A l’écran, Sylvia Kristel dégage un mélange de candeur et d’insouciance. La réalité est plus complexe. Violée à l’âge de 9 ans aux Pays-Bas par deux hommes dont l’un de ses oncles, elle sera bouleversée par le tournage de la séquence où elle abusée par le client d’une fumerie d’opium, sous le regard de Mario, interprété par Alain Cluny, célèbre comédien de théâtre. Dans un documentaire diffusé en 2014 sur France 2, Just Jaeckin reconnaîtra lui-même être allé trop loin ce jour-là.

Une véritable descente aux enfers

Après Emmanuelle, Sylvia Kristel tourne dans des films plus traditionnels sous la direction de Jean-Pierre Mocky, Roger Vadim ou encore Francis Girod. En 1981, Just Jaeckin lui confie le premier rôle de son adaptation de L’amant de Lady Chatterley. Avec un succès moindre tandis qu’en coulisses, sa vie s’effondre.
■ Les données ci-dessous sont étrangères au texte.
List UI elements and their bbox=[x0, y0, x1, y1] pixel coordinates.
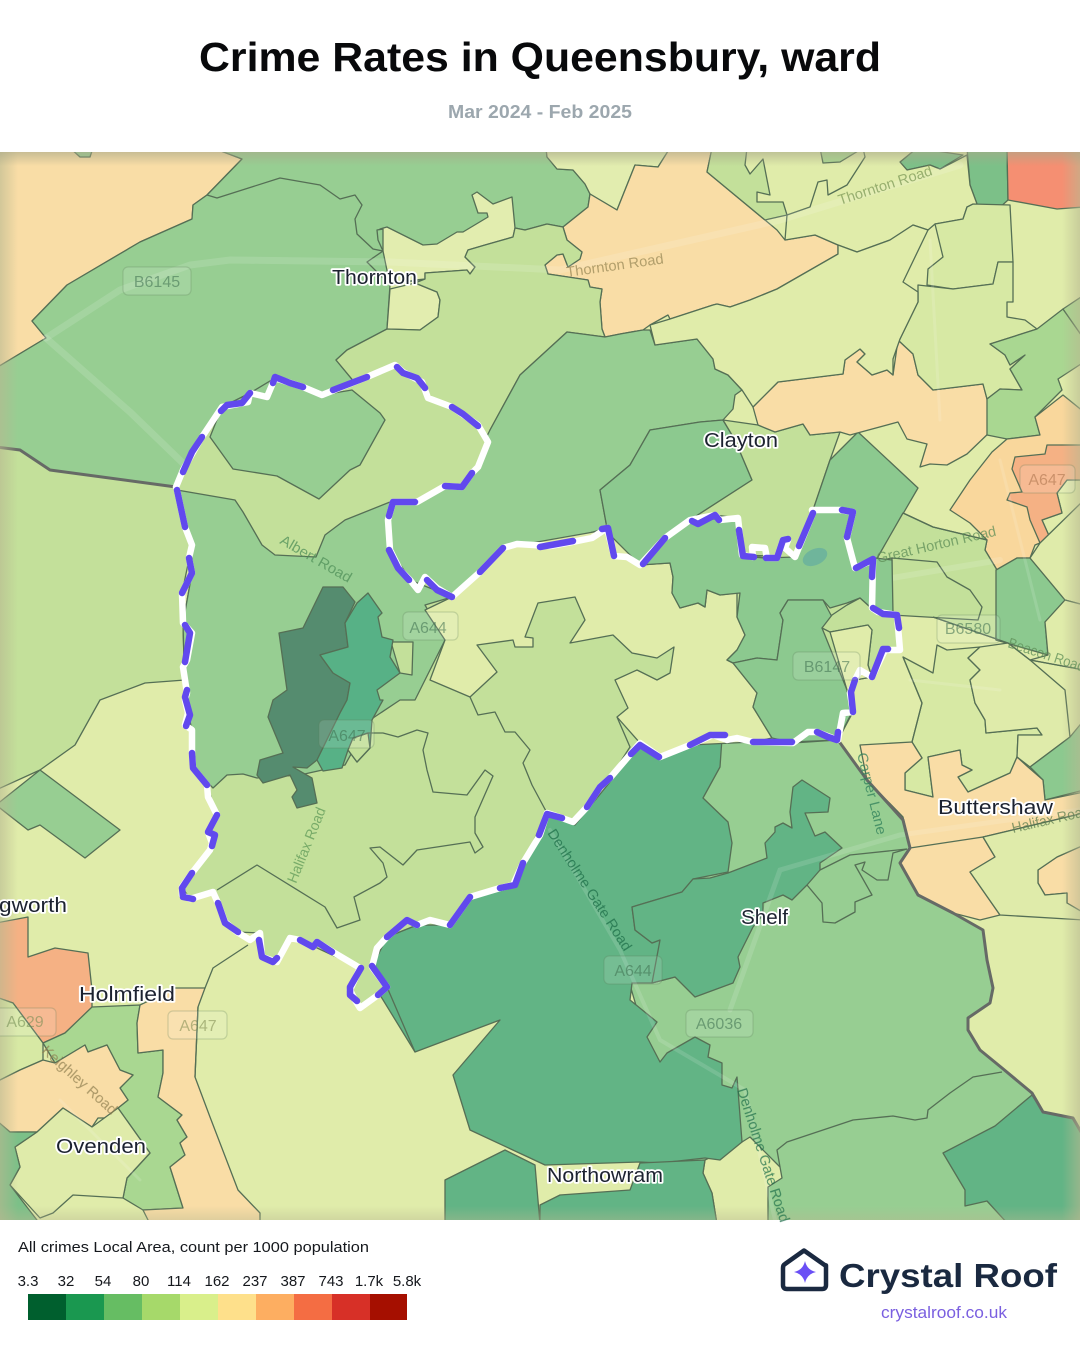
legend title: All crimes Local Area, count per 1000 population bbox=[18, 1239, 369, 1256]
legend values: 387 bbox=[280, 1273, 306, 1290]
legend values: 3.3 bbox=[18, 1273, 38, 1290]
choropleth map bbox=[0, 148, 1080, 1224]
road shield labels: A647 bbox=[179, 1018, 217, 1035]
road shields bbox=[0, 267, 1075, 1039]
place labels: gworth bbox=[0, 894, 67, 917]
main dark south area bbox=[372, 738, 742, 1165]
wedge by Denholme Gate Road bbox=[703, 1137, 782, 1224]
faint roads and settlements bbox=[46, 165, 1080, 1220]
place labels bbox=[0, 266, 1053, 1187]
ward boundary: purple dashes bbox=[177, 367, 899, 1001]
road shield labels: B6580 bbox=[945, 621, 991, 638]
road shield labels: A647 bbox=[328, 728, 366, 745]
road shield labels: A647 bbox=[1028, 472, 1066, 489]
legend values: 162 bbox=[204, 1273, 230, 1290]
edge fades bbox=[0, 152, 1080, 1220]
legend values: 237 bbox=[242, 1273, 268, 1290]
road labels: Carper Lane bbox=[853, 751, 889, 836]
road labels: Great Horton Road bbox=[875, 524, 998, 567]
west green area bbox=[177, 490, 452, 788]
south-east green area bbox=[632, 741, 1032, 1220]
road shield labels: A629 bbox=[6, 1014, 44, 1031]
road labels: Keighley Road bbox=[38, 1043, 120, 1119]
extra area lines bbox=[207, 178, 1080, 1167]
legend bbox=[18, 1239, 422, 1320]
road shield labels bbox=[6, 274, 1066, 1035]
place labels: Northowram bbox=[547, 1164, 663, 1187]
pond bbox=[802, 548, 828, 566]
central light area bbox=[425, 530, 772, 757]
legend values: 32 bbox=[58, 1273, 74, 1290]
title: Crime Rates in Queensbury, ward bbox=[199, 34, 881, 80]
road labels: Denholme Gate Road bbox=[544, 826, 634, 954]
place labels: Holmfield bbox=[79, 983, 175, 1006]
teal area bbox=[317, 593, 400, 771]
district boundary bbox=[0, 447, 1080, 1137]
lighter patch near A644 bbox=[391, 642, 413, 675]
road labels: Halifax Road bbox=[285, 805, 330, 885]
ward inner divisions bbox=[195, 730, 493, 1077]
small inlet by A647 bbox=[348, 733, 370, 762]
legend colour scale bbox=[28, 1294, 407, 1320]
south-east dark area bbox=[943, 1095, 1080, 1224]
Shelf area bbox=[632, 780, 842, 997]
logo: Crystal Roof bbox=[783, 1250, 1058, 1322]
road labels bbox=[38, 163, 1080, 1224]
central mid green area bbox=[470, 597, 674, 822]
road labels: Albert Road bbox=[277, 533, 354, 586]
road shield labels: A644 bbox=[409, 620, 447, 637]
icon: house with star bbox=[783, 1250, 826, 1289]
road labels: Thornton Road bbox=[565, 251, 665, 281]
legend values: 80 bbox=[133, 1273, 149, 1290]
ward boundary: white line bbox=[176, 365, 900, 1008]
outer neighbourhood regions bbox=[0, 148, 1080, 1224]
legend values: 743 bbox=[318, 1273, 344, 1290]
place labels: Buttershaw bbox=[938, 796, 1053, 819]
road labels: Thornton Road bbox=[836, 163, 934, 209]
legend values: 5.8k bbox=[393, 1273, 422, 1290]
road shield labels: A644 bbox=[614, 963, 652, 980]
legend values: 54 bbox=[95, 1273, 111, 1290]
place labels: Ovenden bbox=[56, 1135, 146, 1158]
place labels: Shelf bbox=[741, 906, 788, 929]
place labels: Thornton bbox=[332, 266, 417, 289]
legend values: 1.7k bbox=[355, 1273, 384, 1290]
road shield labels: B6145 bbox=[134, 274, 180, 291]
road shield labels: A6036 bbox=[696, 1016, 742, 1033]
legend values: 114 bbox=[167, 1273, 191, 1290]
place labels: Clayton bbox=[704, 429, 778, 452]
legend values bbox=[18, 1273, 422, 1290]
east green area bbox=[640, 512, 893, 663]
highest crime area, dark green bbox=[257, 587, 355, 808]
road labels: Denholme Gate Road bbox=[733, 1086, 792, 1224]
road shield labels: B6147 bbox=[804, 659, 850, 676]
ward area bbox=[176, 365, 900, 1008]
subtitle: Mar 2024 - Feb 2025 bbox=[448, 102, 632, 122]
website: crystalroof.co.uk bbox=[881, 1303, 1008, 1322]
wordmark: Crystal Roof bbox=[839, 1257, 1058, 1294]
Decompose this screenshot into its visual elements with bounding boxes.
Sa carrière peinant à décoller, la comédienne a sombré dans l’alcool et dans la drogue tandis qu’elle enchaîne les échecs sentimentaux, notamment avec le comédien anglais Ian McShane qui partage sa vie pendant cinq ans.

Ruinée après avoir divorcée de son deuxième mari, le metteur en scène Philippe Blot, elle se réfugie aux Pays-Bas dans les années 1990 où elle se lance dans la peinture avec d'interpréter Emmanuelle une dernière fois en 1993. Là-bas, elle retrouve l'amour avec le poète flamand Freddy De Vree. Sa disparition soudaine en 2004 plonge  la comédienne dans un profond désarroi qu'elle raconte dans son autobiographie, Nue, en 2006.

Bientôt une série sur sa vie

Victime d’un AVC en juin 2012, Sylvia Kristel décède quelques mois plus tard à Amsterdam, des suites d’un cancer du poumon, à l’âge de 60 ans. Elle laisse derrière elle un fils, Arthur, né en 1975 de son premier mariage avec l'écrivain belge Hugo Claus. Et une légende dont on n'a pas fini d'entendre parler puisque le producteur français Marc Missonnier (L'Odyssée, Django) vient d'annoncer la mise en chantier d'une série en six épisodes consacrée à la vie de la comédienne.